Syzmanski stopped walking. “You’re right, I don’t understand.”

They were being watched on all the video monitors. She stopped talking and waited as they were electronically buzzed through into the sally port downstairs.

“The list,” she said quietly, as they stepped outside into the night air. “Can you get me the list of people approved to see him? The visitors’ list.”

She was already walking toward the Admin building. She wasn’t going to wait for the van to return. The temperature had dropped while they’d been inside. A cold wind bit her neck. “Any name in particular?”

“The whole list, but particularly any San Diego connection.”

“I thought you were in a hurry.”

“I am.”

He left her at the guardhouse outside the prison and went back to his office. The guard gave her a cup of coffee and disappeared into the warmth of the guard shack.
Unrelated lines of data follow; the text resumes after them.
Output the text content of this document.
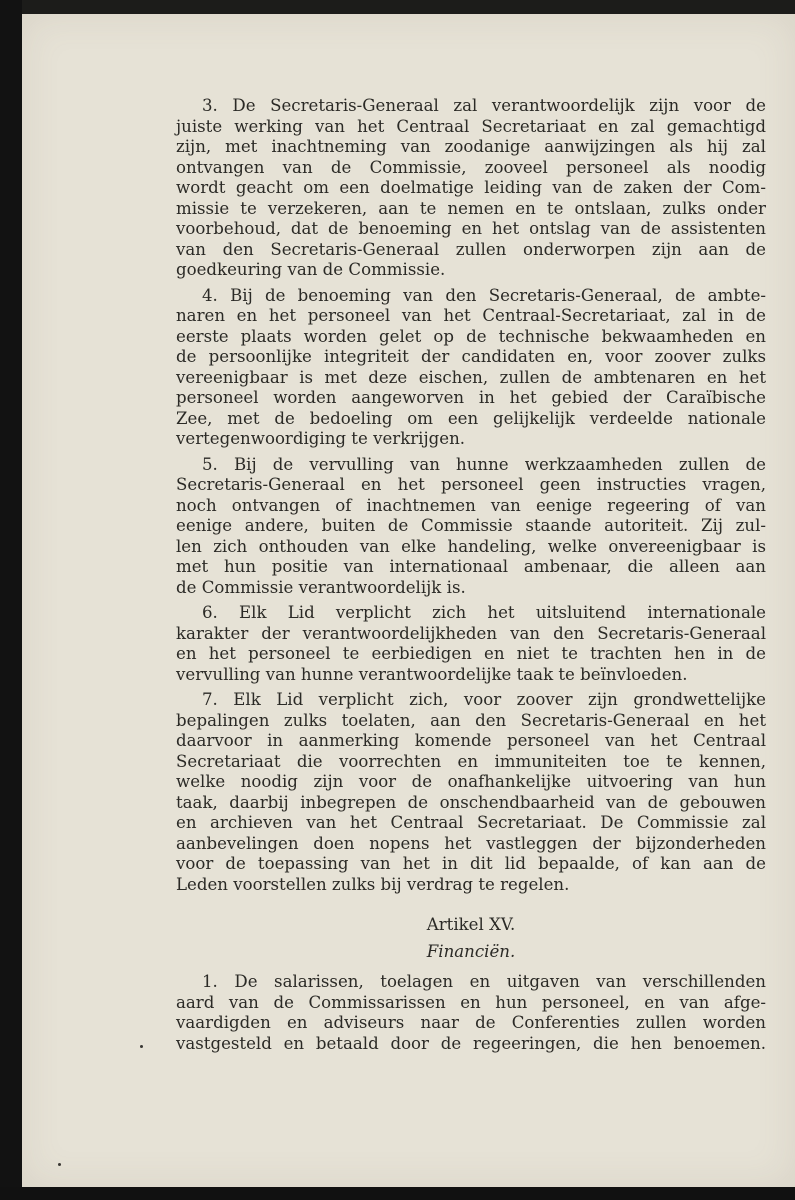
3. De Secretaris-Generaal zal verantwoordelijk zijn voor de
juiste werking van het Centraal Secretariaat en zal gemachtigd
zijn, met inachtneming van zoodanige aanwijzingen als hij zal
ontvangen van de Commissie, zooveel personeel als noodig
wordt geacht om een doelmatige leiding van de zaken der Com-
missie te verzekeren, aan te nemen en te ontslaan, zulks onder
voorbehoud, dat de benoeming en het ontslag van de assistenten
van den Secretaris-Generaal zullen onderworpen zijn aan de
goedkeuring van de Commissie.
4. Bij de benoeming van den Secretaris-Generaal, de ambte-
naren en het personeel van het Centraal-Secretariaat, zal in de
eerste plaats worden gelet op de technische bekwaamheden en
de persoonlijke integriteit der candidaten en, voor zoover zulks
vereenigbaar is met deze eischen, zullen de ambtenaren en het
personeel worden aangeworven in het gebied der Caraïbische
Zee, met de bedoeling om een gelijkelijk verdeelde nationale
vertegenwoordiging te verkrijgen.
5. Bij de vervulling van hunne werkzaamheden zullen de
Secretaris-Generaal en het personeel geen instructies vragen,
noch ontvangen of inachtnemen van eenige regeering of van
eenige andere, buiten de Commissie staande autoriteit. Zij zul-
len zich onthouden van elke handeling, welke onvereenigbaar is
met hun positie van internationaal ambenaar, die alleen aan
de Commissie verantwoordelijk is.
6. Elk Lid verplicht zich het uitsluitend internationale
karakter der verantwoordelijkheden van den Secretaris-Generaal
en het personeel te eerbiedigen en niet te trachten hen in de
vervulling van hunne verantwoordelijke taak te beïnvloeden.
7. Elk Lid verplicht zich, voor zoover zijn grondwettelijke
bepalingen zulks toelaten, aan den Secretaris-Generaal en het
daarvoor in aanmerking komende personeel van het Centraal
Secretariaat die voorrechten en immuniteiten toe te kennen,
welke noodig zijn voor de onafhankelijke uitvoering van hun
taak, daarbij inbegrepen de onschendbaarheid van de gebouwen
en archieven van het Centraal Secretariaat. De Commissie zal
aanbevelingen doen nopens het vastleggen der bijzonderheden
voor de toepassing van het in dit lid bepaalde, of kan aan de
Leden voorstellen zulks bij verdrag te regelen.
Artikel XV.
Financiën.
1. De salarissen, toelagen en uitgaven van verschillenden
aard van de Commissarissen en hun personeel, en van afge-
vaardigden en adviseurs naar de Conferenties zullen worden
vastgesteld en betaald door de regeeringen, die hen benoemen.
The carton warmed the tips of her fingers but it did nothing to take the chill out of her heart. She braced herself and reached deep into her bag and pulled out the timer.

Katie’s smile was almost gone. The eyes still beamed at the camera, wide and trusting. She pressed her hand against the face. She sighed. She took her time putting it away, lingering over how she placed it in the bag, adjusting it, making sure it was secure, as if—as if, she suddenly thought, she were preparing a body for last rites.